But Iran is unique, consisting of two societies in unequal coexistence. One society is civil, secretly tending towards the secular, and very similar to the West. The other is the religious state. It might be tempting to call it a state-within-a-state, but it really is more than that. It is the uber-state. And, there is within that state, an individual who one might liken to a Robespierre , who you may know as “Mr. Guillotine.” But unlike Robespierre, he is still kicking,  the modern author of tyranny in Iran, and he is not Khamenei, with whom he may be co-equal in power. Do you know his name?

If the religious establishment commits the IRG to “struggle”, it may be found an instrument of enormous compressed power, the measured complements of strategy and martyrdom.
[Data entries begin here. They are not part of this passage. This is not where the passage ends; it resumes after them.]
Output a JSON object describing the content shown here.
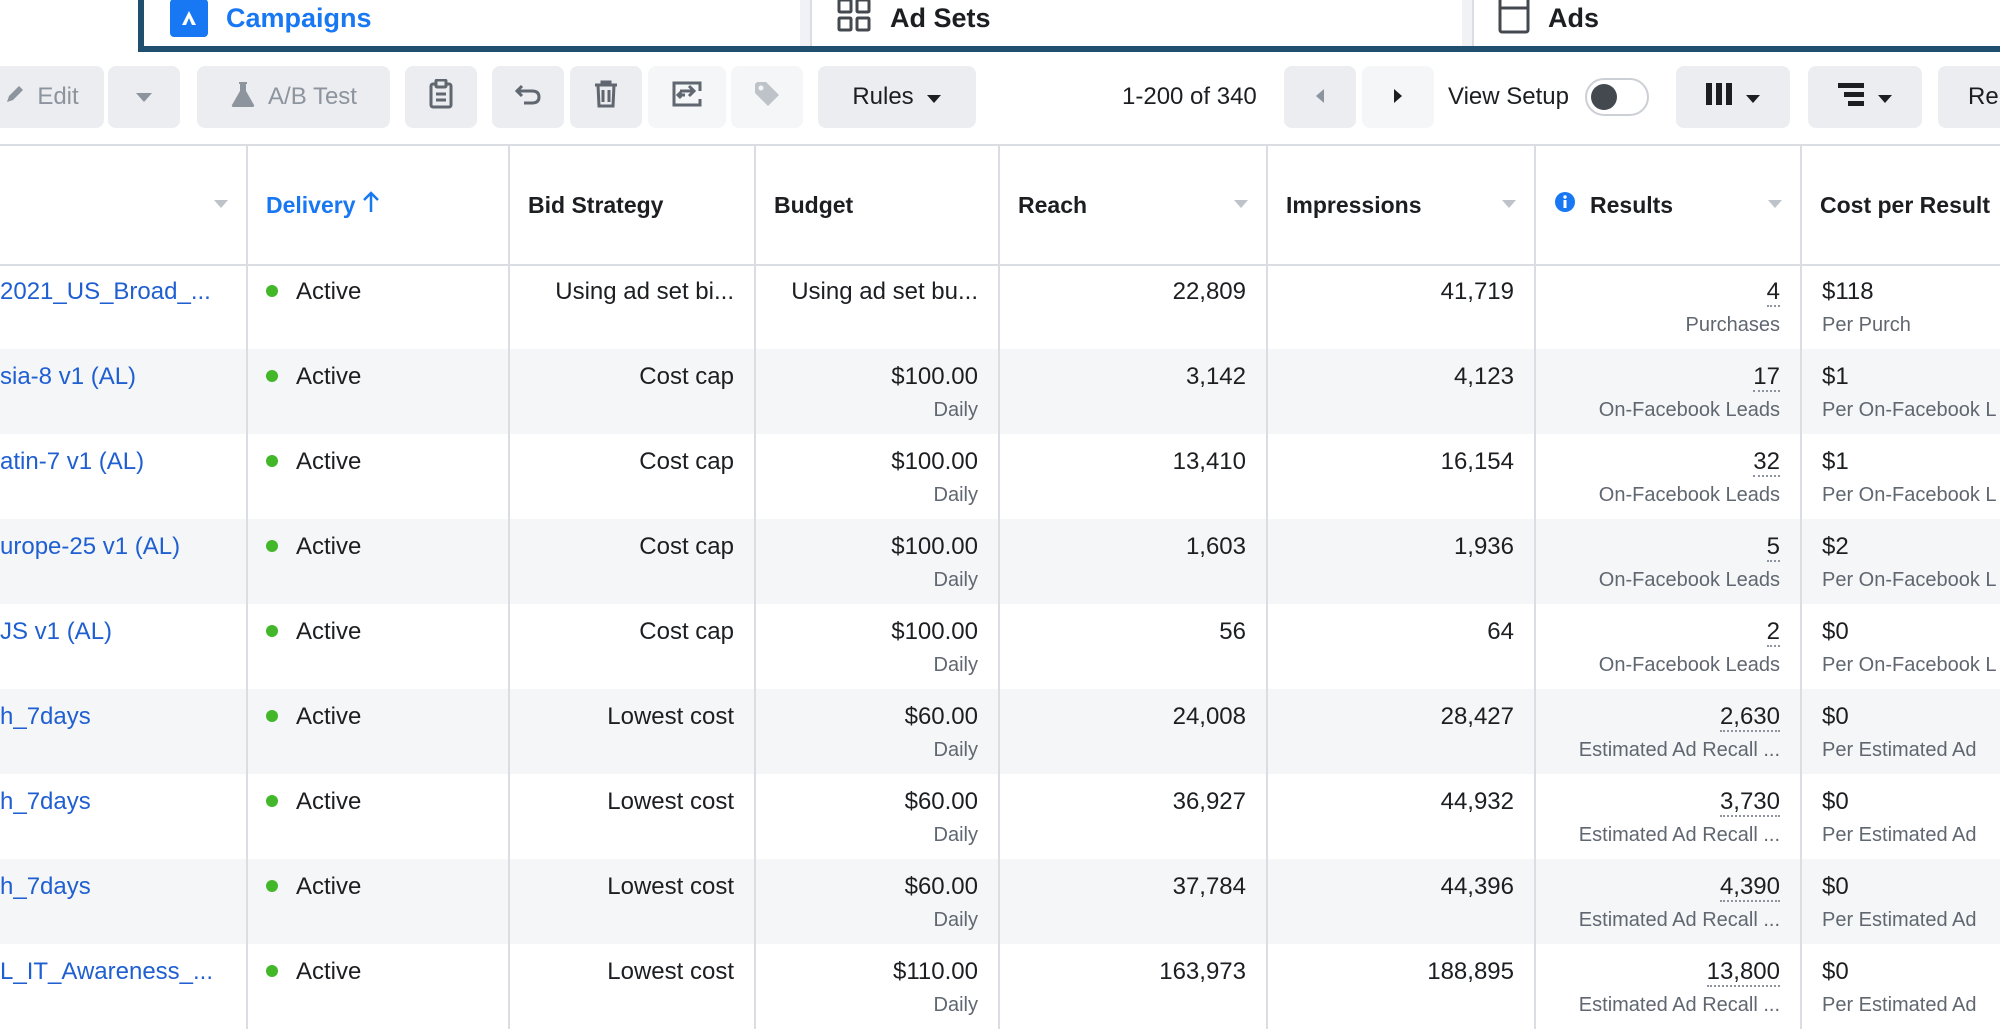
{
  "tabs": {
    "campaigns": "Campaigns",
    "ad_sets": "Ad Sets",
    "ads": "Ads"
  },
  "toolbar": {
    "edit": "Edit",
    "ab_test": "A/B Test",
    "rules": "Rules",
    "pagination": "1-200 of 340",
    "view_setup": "View Setup",
    "reports_partial": "Rep"
  },
  "columns": {
    "delivery": "Delivery",
    "bid_strategy": "Bid Strategy",
    "budget": "Budget",
    "reach": "Reach",
    "impressions": "Impressions",
    "results": "Results",
    "cost_per_result": "Cost per Result"
  },
  "rows": [
    {
      "name": "2021_US_Broad_...",
      "delivery": "Active",
      "bid": "Using ad set bi...",
      "budget": "Using ad set bu...",
      "budget_sub": "",
      "reach": "22,809",
      "impressions": "41,719",
      "results": "4",
      "results_sub": "Purchases",
      "cpr": "$118",
      "cpr_sub": "Per Purch"
    },
    {
      "name": "sia-8 v1 (AL)",
      "delivery": "Active",
      "bid": "Cost cap",
      "budget": "$100.00",
      "budget_sub": "Daily",
      "reach": "3,142",
      "impressions": "4,123",
      "results": "17",
      "results_sub": "On-Facebook Leads",
      "cpr": "$1",
      "cpr_sub": "Per On-Facebook L"
    },
    {
      "name": "atin-7 v1 (AL)",
      "delivery": "Active",
      "bid": "Cost cap",
      "budget": "$100.00",
      "budget_sub": "Daily",
      "reach": "13,410",
      "impressions": "16,154",
      "results": "32",
      "results_sub": "On-Facebook Leads",
      "cpr": "$1",
      "cpr_sub": "Per On-Facebook L"
    },
    {
      "name": "urope-25 v1 (AL)",
      "delivery": "Active",
      "bid": "Cost cap",
      "budget": "$100.00",
      "budget_sub": "Daily",
      "reach": "1,603",
      "impressions": "1,936",
      "results": "5",
      "results_sub": "On-Facebook Leads",
      "cpr": "$2",
      "cpr_sub": "Per On-Facebook L"
    },
    {
      "name": "JS v1 (AL)",
      "delivery": "Active",
      "bid": "Cost cap",
      "budget": "$100.00",
      "budget_sub": "Daily",
      "reach": "56",
      "impressions": "64",
      "results": "2",
      "results_sub": "On-Facebook Leads",
      "cpr": "$0",
      "cpr_sub": "Per On-Facebook L"
    },
    {
      "name": "h_7days",
      "delivery": "Active",
      "bid": "Lowest cost",
      "budget": "$60.00",
      "budget_sub": "Daily",
      "reach": "24,008",
      "impressions": "28,427",
      "results": "2,630",
      "results_sub": "Estimated Ad Recall ...",
      "cpr": "$0",
      "cpr_sub": "Per Estimated Ad"
    },
    {
      "name": "h_7days",
      "delivery": "Active",
      "bid": "Lowest cost",
      "budget": "$60.00",
      "budget_sub": "Daily",
      "reach": "36,927",
      "impressions": "44,932",
      "results": "3,730",
      "results_sub": "Estimated Ad Recall ...",
      "cpr": "$0",
      "cpr_sub": "Per Estimated Ad"
    },
    {
      "name": "h_7days",
      "delivery": "Active",
      "bid": "Lowest cost",
      "budget": "$60.00",
      "budget_sub": "Daily",
      "reach": "37,784",
      "impressions": "44,396",
      "results": "4,390",
      "results_sub": "Estimated Ad Recall ...",
      "cpr": "$0",
      "cpr_sub": "Per Estimated Ad"
    },
    {
      "name": "L_IT_Awareness_...",
      "delivery": "Active",
      "bid": "Lowest cost",
      "budget": "$110.00",
      "budget_sub": "Daily",
      "reach": "163,973",
      "impressions": "188,895",
      "results": "13,800",
      "results_sub": "Estimated Ad Recall ...",
      "cpr": "$0",
      "cpr_sub": "Per Estimated Ad"
    }
  ]
}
Following the 1991 Gulf War, one Indian official was quoted to say, “Don’t fight the United States unless you have nuclear weapons.”  The IRG has no such opponent in the region. But is Iran willing to endure the privation that would result? A mere speculation follows. The Russians make a huge distinction between Sunni and Shiite as threats. The Sunnis are the wellspring of terrorism. The Shiites, they argue, are not, even though Iran’s state-sponsored assassination program was prolific into the 90’s, and is still active today. If U.S. efforts to reconstitute Iraq fail, and the ISIS is not obliterated, a congruence of Russian and Iranian interests could bypass Iran’s isolation.